Meu coração apertou, minhas pernas tremeram. Era como um dejavú. Ele me encarara como Elisa no pátio da escola. Estava escuro, não conseguia ter uma visão clara dele. A única iluminação que havia ali era a do luar que invadia a entrada da cozinha por uma janela da sala cujas cortinas estavam abertas. Eu estava a três passos de distância dele. Tudo o que eu conseguia ouvir era o som alto de sua respiração abafada. Era como se por trás da máscara houvesse alguém bufando de ódio, como um touro prestes a atacar.

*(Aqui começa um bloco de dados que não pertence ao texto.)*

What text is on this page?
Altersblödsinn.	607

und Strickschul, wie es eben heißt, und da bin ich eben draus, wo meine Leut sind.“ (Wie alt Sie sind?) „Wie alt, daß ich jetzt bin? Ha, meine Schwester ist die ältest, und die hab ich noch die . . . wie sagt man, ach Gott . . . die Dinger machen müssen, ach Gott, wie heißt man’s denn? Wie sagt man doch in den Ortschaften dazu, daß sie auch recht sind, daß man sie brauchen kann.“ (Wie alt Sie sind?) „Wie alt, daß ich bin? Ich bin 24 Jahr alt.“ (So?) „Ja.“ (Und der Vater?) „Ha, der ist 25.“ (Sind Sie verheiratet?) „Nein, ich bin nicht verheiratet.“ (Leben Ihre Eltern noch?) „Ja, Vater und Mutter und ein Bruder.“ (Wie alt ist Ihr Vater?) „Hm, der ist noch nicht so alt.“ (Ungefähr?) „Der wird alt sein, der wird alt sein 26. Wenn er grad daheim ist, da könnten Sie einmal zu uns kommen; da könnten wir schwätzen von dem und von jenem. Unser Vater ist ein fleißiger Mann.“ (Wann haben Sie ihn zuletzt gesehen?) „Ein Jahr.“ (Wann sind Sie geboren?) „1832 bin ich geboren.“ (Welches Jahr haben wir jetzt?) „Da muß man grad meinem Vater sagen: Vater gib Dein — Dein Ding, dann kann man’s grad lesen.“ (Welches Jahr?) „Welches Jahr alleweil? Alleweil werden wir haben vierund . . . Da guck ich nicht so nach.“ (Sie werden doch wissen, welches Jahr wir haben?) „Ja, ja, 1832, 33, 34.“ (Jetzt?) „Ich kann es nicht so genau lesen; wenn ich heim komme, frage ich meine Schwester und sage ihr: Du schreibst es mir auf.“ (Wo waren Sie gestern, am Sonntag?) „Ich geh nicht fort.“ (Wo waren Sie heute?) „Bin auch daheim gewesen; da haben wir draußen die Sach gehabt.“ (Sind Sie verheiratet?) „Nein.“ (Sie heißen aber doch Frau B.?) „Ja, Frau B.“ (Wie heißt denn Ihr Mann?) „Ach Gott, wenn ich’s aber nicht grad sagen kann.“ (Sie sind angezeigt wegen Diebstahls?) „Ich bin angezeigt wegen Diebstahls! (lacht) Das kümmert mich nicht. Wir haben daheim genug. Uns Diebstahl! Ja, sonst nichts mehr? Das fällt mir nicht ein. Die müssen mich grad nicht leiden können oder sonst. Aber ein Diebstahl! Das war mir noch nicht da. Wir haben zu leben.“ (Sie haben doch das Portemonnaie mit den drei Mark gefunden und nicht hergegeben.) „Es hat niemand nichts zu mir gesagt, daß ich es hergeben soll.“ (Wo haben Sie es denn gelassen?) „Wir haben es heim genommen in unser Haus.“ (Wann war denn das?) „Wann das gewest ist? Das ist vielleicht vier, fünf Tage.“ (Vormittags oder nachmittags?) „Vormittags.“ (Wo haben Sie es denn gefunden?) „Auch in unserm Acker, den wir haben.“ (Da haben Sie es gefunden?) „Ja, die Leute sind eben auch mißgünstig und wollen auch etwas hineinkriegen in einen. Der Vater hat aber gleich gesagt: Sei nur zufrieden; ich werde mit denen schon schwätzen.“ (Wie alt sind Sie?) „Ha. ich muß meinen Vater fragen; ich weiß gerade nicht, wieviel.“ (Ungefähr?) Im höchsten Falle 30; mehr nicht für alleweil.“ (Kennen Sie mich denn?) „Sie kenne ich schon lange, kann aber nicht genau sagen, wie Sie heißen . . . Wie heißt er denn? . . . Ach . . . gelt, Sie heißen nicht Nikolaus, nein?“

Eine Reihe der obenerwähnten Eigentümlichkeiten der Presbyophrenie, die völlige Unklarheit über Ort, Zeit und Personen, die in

Correr ou permanecer imóvel? Perguntei-me isso mil vezes antes de sentir um ar quente em minha nuca. Havia alguém atrás de mim e este alguém sabia o meu nome.
- Matthew... - Sussurrou por trás de meu ouvido. Meu corpo congelou. Era uma voz familiar, parecia uma criança. Eu já a ouvi antes, mas onde e quando?... Quem era?
Virei-me rapidamente e tudo o que vi foi a escuridão da sala de estar. Não havia ninguém ali. Tudo ficou silencioso e por um segundo eu me esqueci do homem que estava parado na entrada da cozinha. Até que ele fez um movimento.
Voltei minha atenção para a entrada da cozinha. Ele havia sumido. O som da sua respiração de touro foi substituído pelo som de passos corridos somados ao estalar do chão de madeira da cozinha.
- Socorro, Matthew! - Ouvi tia Cassie gritar. Senti-me como em meus pesadelos. Aquele terror, aquela injeção de adrenalina. Nem precisei de três passos, um salto foi o suficiente. Eu só parei de correr quando bati de frente com a cadeira da mesa de jantar. As luzes se acenderam. Havia um bolo branco em cima da mesa com os dizeres em vermelho: "Feliz Aniversário, Rôn". O homem estranho estava parado em minha frente do outro lado da mesa, mas tinha algo diferente nele agora. Havia uma faca grande em suas mãos.
Eu estava ofegante e trêmulo, olhando fixamente pra os olhos negros de sua máscara. Ele deu um passo à frente com a faca em mãos e eu dei um passo para trás. Bati minhas costas em algo quente que bufava como um touro. Olhei para trás. Era o homem mascarado que antes estava na entrada da cozinha. Ele também tinha uma faca em mãos. Dei um salto para trás e esbarrei no homem que antes estava a minha frente. As luzes piscaram freneticamente. Tudo ficou escuro por dois segundos e quando a luz se acendeu novamente, eu estava cercado. Eram seis homens mascarados fazendo um circulo em minha volta. Todos com facas em mãos. Eu olhei para cada um deles girando no meio do círculo, desesperado.
Por alguma razão, meus olhos se fixaram naquele que antes estava do outro lado da mesa. Finalmente conseguia ver seus olhos na escuridão da máscara. Já vi aqueles olhos antes. Estava tão perdido neles que não notei quando o homem deu um passo em minha direção e me apunhalou no estômago com a faca. Os outros cinco mascarados se aproximaram e me apunhalaram freneticamente em toda parte. Em cada centímetro do meu torso. Meus olhos continuavam fixos nele. Minha visão estava embaçando. Já não sentia mais a dor das facadas. Cai no chão com os olhos grudados no homem. Meus olhos foram se fechando. O homem começou a tirar a máscara. Lutei para manter meus olhos abertos para ver seu rosto.
- Pa... Pai?!- Tentei dizer, mas minha voz morreu antes que as palavras pudessem ser ditas. Tudo ficou preto.